Önümüzdeki dönemde Ulusal Birlik Partisi’nin kurultayı olduğunu da söyleyen Erhürman, şunları kaydetti:
“UBP’nin kurultayı birinci turda bitmez, bir tur daha giderse, bu 15 günün içinde ne olacak? Pandemi devam ediyor. Yerel vakalar çıkmaya devam ediyor. Bunun ekonomik etkileri devam ediyor ve edecek, hatta daha da kötüye gitme riski var. Biz 15 gün Bakanlar Kurulu yokluğunda yola devam ediyoruz. Bu Bakanlar Kurulu toplantı yapmaya ya da karar almaya kalkarsa tavrımız değişecek. Biz işbirliği çağrılarımızı 10 aydır sürdürüyoruz. Size hukuki danışmanlık da yapıyoruz. Diyoruz ki, ‘bir bakanı vekil olarak görevlendirin’. Nereden kaçıyorsunuz? Nereden korkuyorsunuz?

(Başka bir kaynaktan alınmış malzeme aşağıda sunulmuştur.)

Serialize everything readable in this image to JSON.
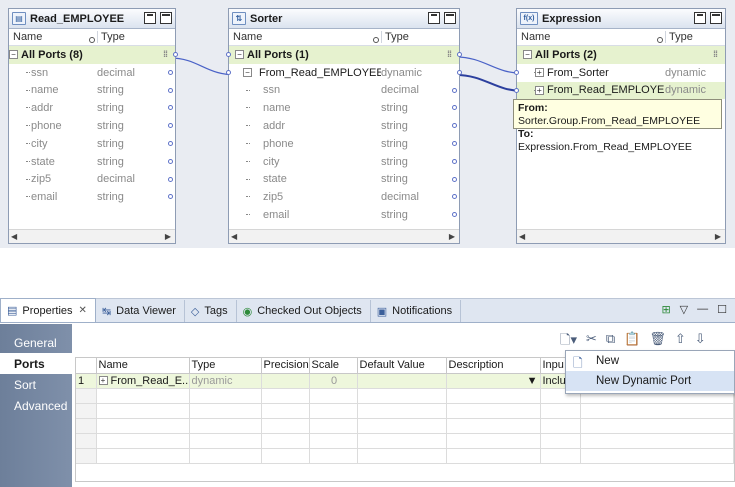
{
  "canvas": {
    "read_employee": {
      "title": "Read_EMPLOYEE",
      "col_name": "Name",
      "col_type": "Type",
      "group_label": "All Ports (8)",
      "ports": [
        {
          "name": "ssn",
          "type": "decimal"
        },
        {
          "name": "name",
          "type": "string"
        },
        {
          "name": "addr",
          "type": "string"
        },
        {
          "name": "phone",
          "type": "string"
        },
        {
          "name": "city",
          "type": "string"
        },
        {
          "name": "state",
          "type": "string"
        },
        {
          "name": "zip5",
          "type": "decimal"
        },
        {
          "name": "email",
          "type": "string"
        }
      ]
    },
    "sorter": {
      "title": "Sorter",
      "col_name": "Name",
      "col_type": "Type",
      "group_label": "All Ports (1)",
      "dynamic_port": {
        "name": "From_Read_EMPLOYEE",
        "type": "dynamic"
      },
      "ports": [
        {
          "name": "ssn",
          "type": "decimal"
        },
        {
          "name": "name",
          "type": "string"
        },
        {
          "name": "addr",
          "type": "string"
        },
        {
          "name": "phone",
          "type": "string"
        },
        {
          "name": "city",
          "type": "string"
        },
        {
          "name": "state",
          "type": "string"
        },
        {
          "name": "zip5",
          "type": "decimal"
        },
        {
          "name": "email",
          "type": "string"
        }
      ]
    },
    "expression": {
      "title": "Expression",
      "icon_text": "f(x)",
      "col_name": "Name",
      "col_type": "Type",
      "group_label": "All Ports (2)",
      "ports": [
        {
          "name": "From_Sorter",
          "type": "dynamic"
        },
        {
          "name": "From_Read_EMPLOYEE",
          "type": "dynamic"
        }
      ]
    },
    "tooltip": {
      "from_label": "From:",
      "from_value": "Sorter.Group.From_Read_EMPLOYEE",
      "to_label": "To:",
      "to_value": "Expression.From_Read_EMPLOYEE"
    }
  },
  "properties": {
    "tabs": [
      {
        "label": "Properties",
        "icon": "properties-icon",
        "active": true
      },
      {
        "label": "Data Viewer",
        "icon": "data-viewer-icon"
      },
      {
        "label": "Tags",
        "icon": "tag-icon"
      },
      {
        "label": "Checked Out Objects",
        "icon": "checked-out-icon"
      },
      {
        "label": "Notifications",
        "icon": "notifications-icon"
      }
    ],
    "sidebar": [
      "General",
      "Ports",
      "Sort",
      "Advanced"
    ],
    "grid": {
      "headers": [
        "Name",
        "Type",
        "Precision",
        "Scale",
        "Default Value",
        "Description",
        "Inpu"
      ],
      "rows": [
        {
          "num": "1",
          "name": "From_Read_E...",
          "type": "dynamic",
          "precision": "",
          "scale": "0",
          "default": "",
          "description": "",
          "input": "Inclu"
        }
      ]
    },
    "menu": {
      "items": [
        "New",
        "New Dynamic Port"
      ]
    }
  }
}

Memleketi getirdiniz bir defa daha uçurumun kenarına koydunuz. Şimdi 15 gün içinde Bakanlar Kurulu kararı gerekirse, alamazsınız. Bu toplumu kutuplaştıran da, kamplaştıran da sizsiniz. Çünkü sabrımızı tükettiniz. Tamamen ben yaparım olur havasındasınız. Hayır, siz yaparsanız olmaz. Bu memleket sizden ibaret değil.”
“BU HALKI BÖLEREK YÖNETMENİZE İZİN VERMEYECEĞİZ”
Türkiye Cumhuriyeti kökenli seçmenlerin kategorize edilmesi ve kutuplaştırılması konusunda rahatsız olduğunu söyleyen Erhürman, “Bunun karşısındayım. Ama bunun doğru olması Maraş’ın seçime ramak kala ziyarete açılmasının bu şekilde açıklanmış olmasının, Kıbrıs Türk Futbol Federasyonu’nun haberi olmaksızın, bölünüp bütün kulüplere malzeme dağıtılması, seçime ramak kala 2 bin TL insan başına, 10 bin kişiye yardımların yapılmasını kimse meşrulaştıramaz. Açıktır, açık olanı konuşalım. Ama açık olanı konuşalım diye Türkiye kökenli vatandaşlarımızı, ötekileştirmeye çalışırsa biri, bu ülkede insan haklarını savunmuş bir partinin başkanı olarak ben bunun karşısına çıkarım. Bu halkı bölerek yönetemezsiniz. Buna izin vermeyeceğiz” dedi.